Learning-Augmented Decentralized Online Convex Optimization in Networks

TL;DR

This paper introduces LADO, a decentralized online convex optimization algorithm that balances robustness and average performance by combining local online info with a machine learning policy in multi-agent networks.

Contribution

It presents the first learning-augmented decentralized algorithm with robustness guarantees, bridging the gap between centralized and decentralized online optimization.

Findings

LADO guarantees worst-case robustness in decentralized settings.

LADO improves average performance by leveraging ML policies.

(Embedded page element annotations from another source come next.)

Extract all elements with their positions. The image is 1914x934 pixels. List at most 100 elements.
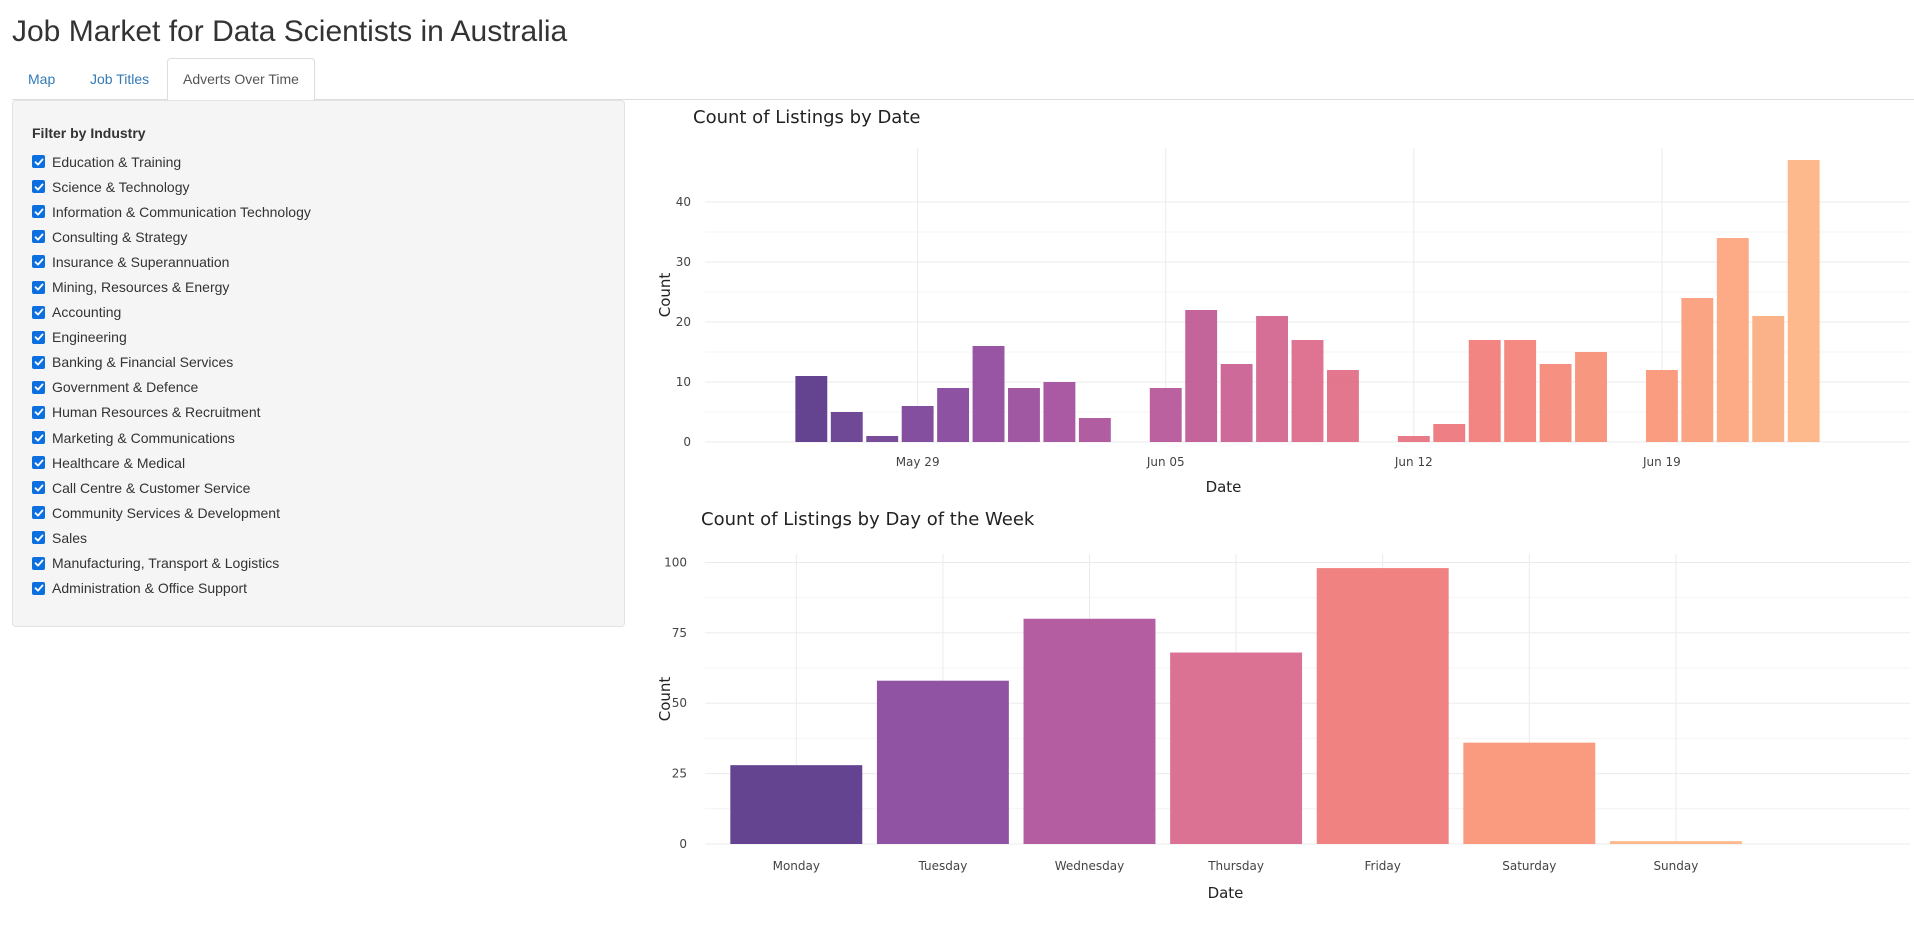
chart-title-by-day: Count of Listings by Day of the Week xyxy=(701,509,1035,530)
industry-checkbox-row[interactable]: Engineering xyxy=(32,325,605,350)
industry-checkbox-row[interactable]: Marketing & Communications xyxy=(32,425,605,450)
x-tick-label: Jun 05 xyxy=(1146,455,1185,469)
industry-checkbox-row[interactable]: Insurance & Superannuation xyxy=(32,249,605,274)
industry-checkbox-row[interactable]: Consulting & Strategy xyxy=(32,224,605,249)
checkbox[interactable] xyxy=(32,330,45,344)
check-icon xyxy=(34,383,43,391)
industry-checkbox-row[interactable]: Education & Training xyxy=(32,149,605,174)
bar xyxy=(1681,298,1714,442)
checkbox[interactable] xyxy=(32,280,45,294)
x-tick-label: May 29 xyxy=(896,455,940,469)
industry-checkbox-label: Administration & Office Support xyxy=(52,580,248,597)
bar xyxy=(901,406,934,442)
x-tick-label: Sunday xyxy=(1653,859,1698,873)
check-icon xyxy=(34,208,43,216)
checkbox[interactable] xyxy=(32,155,45,169)
filter-panel: Filter by Industry Education & Training S… xyxy=(12,100,625,627)
bar xyxy=(1256,316,1289,442)
checkbox[interactable] xyxy=(32,431,45,445)
x-tick-label: Jun 19 xyxy=(1642,455,1681,469)
industry-checkbox-label: Consulting & Strategy xyxy=(52,228,188,245)
y-tick-label: 100 xyxy=(664,555,687,569)
bar xyxy=(1433,424,1466,442)
tab-adverts-over-time[interactable]: Adverts Over Time xyxy=(167,58,315,101)
y-tick-label: 40 xyxy=(676,195,691,209)
checkbox[interactable] xyxy=(32,531,45,545)
page-title: Job Market for Data Scientists in Austra… xyxy=(12,15,568,48)
x-tick-label: Wednesday xyxy=(1055,859,1124,873)
industry-checkbox-label: Healthcare & Medical xyxy=(52,454,186,471)
bar xyxy=(1752,316,1785,442)
industry-checkbox-row[interactable]: Mining, Resources & Energy xyxy=(32,274,605,299)
y-tick-label: 75 xyxy=(672,626,687,640)
bar xyxy=(795,376,828,442)
industry-checkbox-row[interactable]: Community Services & Development xyxy=(32,500,605,525)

Theoretical bounds demonstrate the tradeoff between robustness and average cost.

Abstract

This paper studies decentralized online convex optimization in a networked multi-agent system and proposes a novel algorithm, Learning-Augmented Decentralized Online optimization (LADO), for individual agents to select actions only based on local online information. LADO leverages a baseline policy to safeguard online actions for worst-case robustness guarantees, while staying close to the machine learning (ML) policy for average performance improvement. In stark contrast with the existing learning-augmented online algorithms that focus on centralized settings, LADO achieves strong robustness guarantees in a decentralized setting. We also prove the average cost bound for LADO, revealing the tradeoff between average performance and worst-case robustness and demonstrating the advantage of training the ML policy by explicitly considering the robustness requirement.